The Infectious Diseases Society of America (IDSA) and the American Society of Tropical Medicine and Hygiene (ASTMH) and published in the journal Clinical Infectious Diseases have released new guidelines to address the looming threat on public health caused by leishmaniasis infection, which is now increasingly seen at an alarming rate among American ecotourists and military men from Iraq and Afghanistan.
"Leishmaniasis is an increasingly common infection in ecotourists traveling to Central and South America. Travelers visiting the jungle in the Amazon basin have a high likelihood of being exposed," Naomi E. Aronson, MD, lead author of the guidelines told Eureka Alert.
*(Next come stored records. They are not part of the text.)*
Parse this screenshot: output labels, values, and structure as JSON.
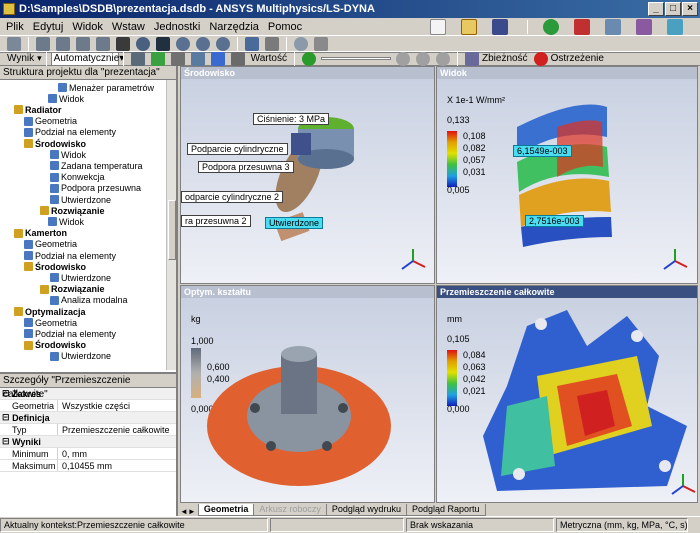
{
  "window": {
    "title": "D:\\Samples\\DSDB\\prezentacja.dsdb - ANSYS Multiphysics/LS-DYNA"
  },
  "menu": [
    "Plik",
    "Edytuj",
    "Widok",
    "Wstaw",
    "Jednostki",
    "Narzędzia",
    "Pomoc"
  ],
  "toolbar2": {
    "result_label": "Wynik",
    "scale_value": "Automatycznie",
    "value_label": "Wartość",
    "convergence_label": "Zbieżność",
    "warning_label": "Ostrzeżenie"
  },
  "tree": {
    "header": "Struktura projektu dla \"prezentacja\"",
    "items": [
      {
        "label": "Menażer parametrów",
        "bold": false
      },
      {
        "label": "Widok",
        "bold": false
      },
      {
        "label": "Radiator",
        "bold": true
      },
      {
        "label": "Geometria",
        "bold": false
      },
      {
        "label": "Podział na elementy",
        "bold": false
      },
      {
        "label": "Środowisko",
        "bold": true
      },
      {
        "label": "Widok",
        "bold": false
      },
      {
        "label": "Zadana temperatura",
        "bold": false
      },
      {
        "label": "Konwekcja",
        "bold": false
      },
      {
        "label": "Podpora przesuwna",
        "bold": false
      },
      {
        "label": "Utwierdzone",
        "bold": false
      },
      {
        "label": "Rozwiązanie",
        "bold": true
      },
      {
        "label": "Widok",
        "bold": false
      },
      {
        "label": "Kamerton",
        "bold": true
      },
      {
        "label": "Geometria",
        "bold": false
      },
      {
        "label": "Podział na elementy",
        "bold": false
      },
      {
        "label": "Środowisko",
        "bold": true
      },
      {
        "label": "Utwierdzone",
        "bold": false
      },
      {
        "label": "Rozwiązanie",
        "bold": true
      },
      {
        "label": "Analiza modalna",
        "bold": false
      },
      {
        "label": "Optymalizacja",
        "bold": true
      },
      {
        "label": "Geometria",
        "bold": false
      },
      {
        "label": "Podział na elementy",
        "bold": false
      },
      {
        "label": "Środowisko",
        "bold": true
      },
      {
        "label": "Utwierdzone",
        "bold": false
      }
    ]
  },
  "details": {
    "header": "Szczegóły \"Przemieszczenie całkowite\"",
    "sections": [
      {
        "title": "Zakres",
        "rows": [
          {
            "k": "Geometria",
            "v": "Wszystkie części"
          }
        ]
      },
      {
        "title": "Definicja",
        "rows": [
          {
            "k": "Typ",
            "v": "Przemieszczenie całkowite"
          }
        ]
      },
      {
        "title": "Wyniki",
        "rows": [
          {
            "k": "Minimum",
            "v": "0, mm"
          },
          {
            "k": "Maksimum",
            "v": "0,10455 mm"
          }
        ]
      }
    ]
  },
  "viewports": {
    "vp1": {
      "title": "Środowisko",
      "callouts": [
        "Ciśnienie: 3 MPa",
        "Podparcie cylindryczne",
        "Podpora przesuwna 3",
        "odparcie cylindryczne 2",
        "ra przesuwna 2",
        "Utwierdzone"
      ]
    },
    "vp2": {
      "title": "Widok",
      "unit": "X 1e-1 W/mm²",
      "max": "0,133",
      "ticks": [
        "0,108",
        "0,082",
        "0,057",
        "0,031"
      ],
      "min": "0,005",
      "probe_hi": "6,1549e-003",
      "probe_lo": "2,7516e-003"
    },
    "vp3": {
      "title": "Optym. kształtu",
      "unit": "kg",
      "ticks": [
        "1,000",
        "0,600",
        "0,400",
        "0,000"
      ]
    },
    "vp4": {
      "title": "Przemieszczenie całkowite",
      "unit": "mm",
      "max": "0,105",
      "ticks": [
        "0,084",
        "0,063",
        "0,042",
        "0,021"
      ],
      "min": "0,000"
    }
  },
  "tabs": [
    "Geometria",
    "Arkusz roboczy",
    "Podgląd wydruku",
    "Podgląd Raportu"
  ],
  "status": {
    "context": "Aktualny kontekst:Przemieszczenie całkowite",
    "selection": "Brak wskazania",
    "units": "Metryczna (mm, kg, MPa, °C, s)"
  },
  "colors": {
    "titlebar": "#0a246a",
    "chrome": "#d4d0c8"
  }
}
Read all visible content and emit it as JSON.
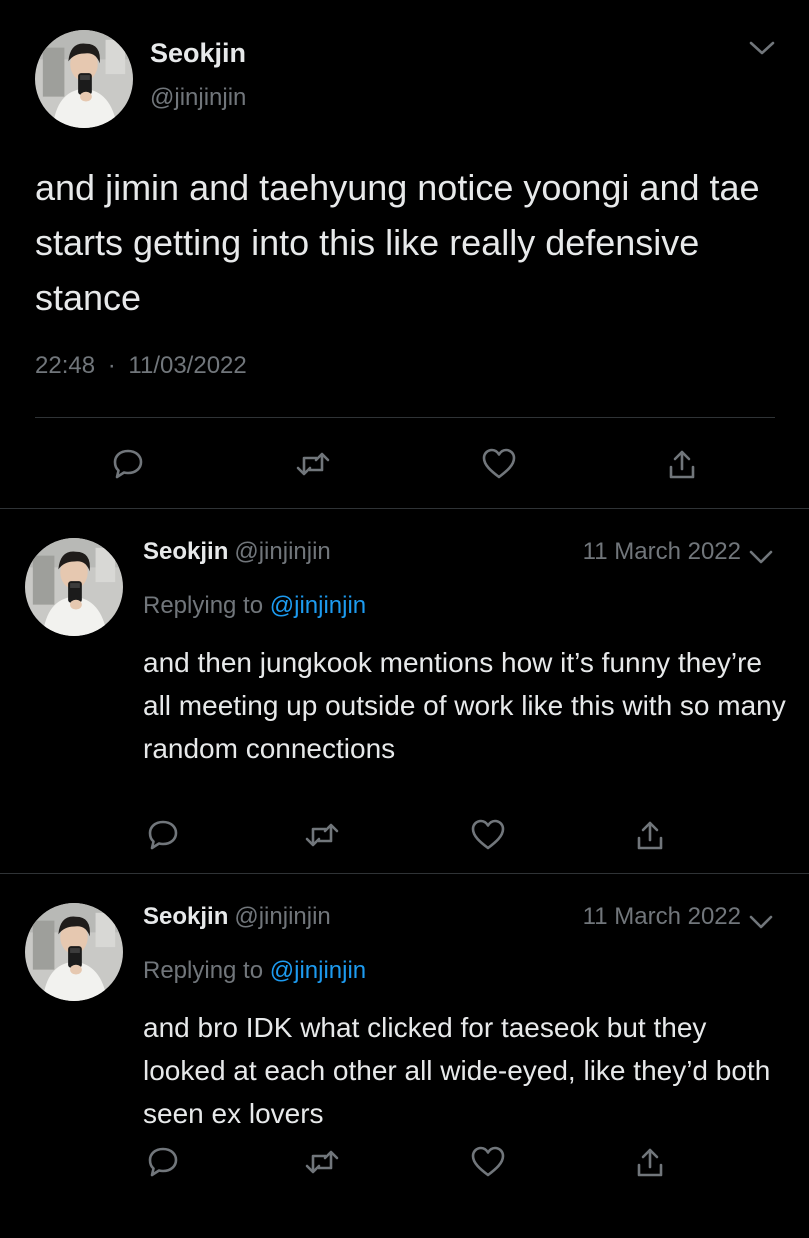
{
  "main_tweet": {
    "name": "Seokjin",
    "handle": "@jinjinjin",
    "text": "and jimin and taehyung notice yoongi and tae starts getting into this like really defensive stance",
    "time": "22:48",
    "separator": "·",
    "date": "11/03/2022"
  },
  "replies": [
    {
      "name": "Seokjin",
      "handle": "@jinjinjin",
      "date": "11 March 2022",
      "replying_prefix": "Replying to",
      "replying_to": "@jinjinjin",
      "text": "and then jungkook mentions how it’s funny they’re all meeting up outside of work like this with so many random connections"
    },
    {
      "name": "Seokjin",
      "handle": "@jinjinjin",
      "date": "11 March 2022",
      "replying_prefix": "Replying to",
      "replying_to": "@jinjinjin",
      "text": "and bro IDK what clicked for taeseok but they looked at each other all wide-eyed, like they’d both seen ex lovers"
    }
  ],
  "icons": {
    "reply": "reply-icon",
    "retweet": "retweet-icon",
    "like": "like-icon",
    "share": "share-icon",
    "more": "chevron-down-icon",
    "avatar": "avatar"
  },
  "colors": {
    "background": "#000000",
    "primary_text": "#e7e9ea",
    "secondary_text": "#71767b",
    "link": "#1d9bf0",
    "divider": "#2f3336"
  }
}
The Leishmania parasite, which is transmitted from the bite of a nearly invisible sand fly, can be found in over 90 countries around the world - including Mexico, Asia, Africa, the Middle East, and southern Europe - mostly in decaying vegetation in the jungle and bites exposed skin at night as if it were a mosquito.
There are more than 20 different Leishmania parasites that can infect humans. The most common is the cutaneous leishmaniasis (CL) with an estimated 700,000 to 1.2 million cases worldwide every year, and the most serious form is called visceral leishmaniasis (VL), which could almost always lead to death if not treated, according to the Centers for Disease Control and Prevention (CDC).
Since the infection is rarely seen in the United States, except from a few reported cases in Texas and Oklahoma, unsuspecting medical doctors who are not familiar with it don't recognize it when they see their patients. Usually a person bitten by the leishmaniasis-infected sand fly feels no pain or any unusual symptom until after a month or sometimes longer.
Aronson recommends that doctors ask their patients if they've recently traveled outside of North America as part of screening, and conducting a polymerase chain reaction (PCR), a blood test called rK39, and culture to identify the type of Leishmania and to determine the specific treatment.